SUBSEQUENT POLITICAL HISTORY.
ОглавлениеAS far as the government was concerned, affairs remained much the same until 1880. Then the time agreed upon by the treaty for which appropriations were to be made—twenty years—expired. By special appropriation affairs were carried on for another year, however, as usual. In July, 1881, the government ordered that the carpenter, blacksmith, and farmer be discharged, and Indian employees be put in their places.

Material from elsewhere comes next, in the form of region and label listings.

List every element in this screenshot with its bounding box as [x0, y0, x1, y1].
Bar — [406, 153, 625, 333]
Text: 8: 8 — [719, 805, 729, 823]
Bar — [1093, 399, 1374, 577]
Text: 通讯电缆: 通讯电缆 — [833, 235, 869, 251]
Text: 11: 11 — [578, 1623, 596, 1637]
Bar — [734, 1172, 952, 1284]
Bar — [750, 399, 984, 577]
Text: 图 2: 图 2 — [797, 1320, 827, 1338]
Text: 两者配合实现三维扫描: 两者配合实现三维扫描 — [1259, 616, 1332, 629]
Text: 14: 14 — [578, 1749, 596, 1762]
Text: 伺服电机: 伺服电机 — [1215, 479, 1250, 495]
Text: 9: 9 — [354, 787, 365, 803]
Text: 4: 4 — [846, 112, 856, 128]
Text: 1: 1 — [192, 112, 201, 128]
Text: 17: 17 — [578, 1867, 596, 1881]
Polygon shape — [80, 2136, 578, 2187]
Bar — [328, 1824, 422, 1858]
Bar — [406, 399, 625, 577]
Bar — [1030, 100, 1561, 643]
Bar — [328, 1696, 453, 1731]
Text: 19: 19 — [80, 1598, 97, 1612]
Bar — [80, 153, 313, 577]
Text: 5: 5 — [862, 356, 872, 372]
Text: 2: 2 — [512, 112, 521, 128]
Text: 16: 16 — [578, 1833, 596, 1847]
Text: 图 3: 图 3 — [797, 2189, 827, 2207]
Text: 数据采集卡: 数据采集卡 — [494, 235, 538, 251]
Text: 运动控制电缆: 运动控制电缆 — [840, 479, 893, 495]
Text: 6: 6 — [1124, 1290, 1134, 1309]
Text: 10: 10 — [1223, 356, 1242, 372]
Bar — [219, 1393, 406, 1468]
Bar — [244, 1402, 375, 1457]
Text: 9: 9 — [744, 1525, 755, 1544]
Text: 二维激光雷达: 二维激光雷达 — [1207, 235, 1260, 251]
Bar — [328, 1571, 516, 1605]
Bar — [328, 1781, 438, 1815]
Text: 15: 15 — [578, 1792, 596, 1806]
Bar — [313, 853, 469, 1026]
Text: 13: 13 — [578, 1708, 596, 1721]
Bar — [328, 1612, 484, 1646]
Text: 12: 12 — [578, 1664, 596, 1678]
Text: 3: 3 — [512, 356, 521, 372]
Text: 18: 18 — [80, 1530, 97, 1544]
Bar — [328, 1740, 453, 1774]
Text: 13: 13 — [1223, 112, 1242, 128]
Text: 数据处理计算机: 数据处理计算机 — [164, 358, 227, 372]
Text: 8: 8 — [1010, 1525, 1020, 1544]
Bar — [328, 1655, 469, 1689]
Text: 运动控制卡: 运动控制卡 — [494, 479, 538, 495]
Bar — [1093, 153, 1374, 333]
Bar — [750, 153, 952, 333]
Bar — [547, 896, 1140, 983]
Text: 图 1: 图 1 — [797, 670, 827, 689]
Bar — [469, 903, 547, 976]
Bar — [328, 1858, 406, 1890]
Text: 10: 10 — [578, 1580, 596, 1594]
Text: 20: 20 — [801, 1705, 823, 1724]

Some of these were afterward discharged. The next year the three agencies on the sound, the Tulalip, Nisqually, and Skokomish, were consolidated enough to put them under one agent, without, however, moving the Indians in any way. The three agencies comprised ten reservations, which were under the missionary instruction of the Presbyterians, Congregationalists, and Catholics. By the consolidation there was to be no interference with the religious affairs of the Indians. Mr. E. Eells, the agent at Skokomish, was selected as the one who was to have charge of all, but his head-quarters were moved to the Tulalip Agency, which was under the religious control of the Catholics. Thus, after more than eleven years of residence at Skokomish, he departed from the place; after which he usually returned about once in three months on business. A year later this large agency was divided; the five Catholic reservations were set off into an agency, and the five Protestant reservations were continued under the control of Mr. Eells, whose head-quarters were moved to the Puyallup Reservation, near Tacoma.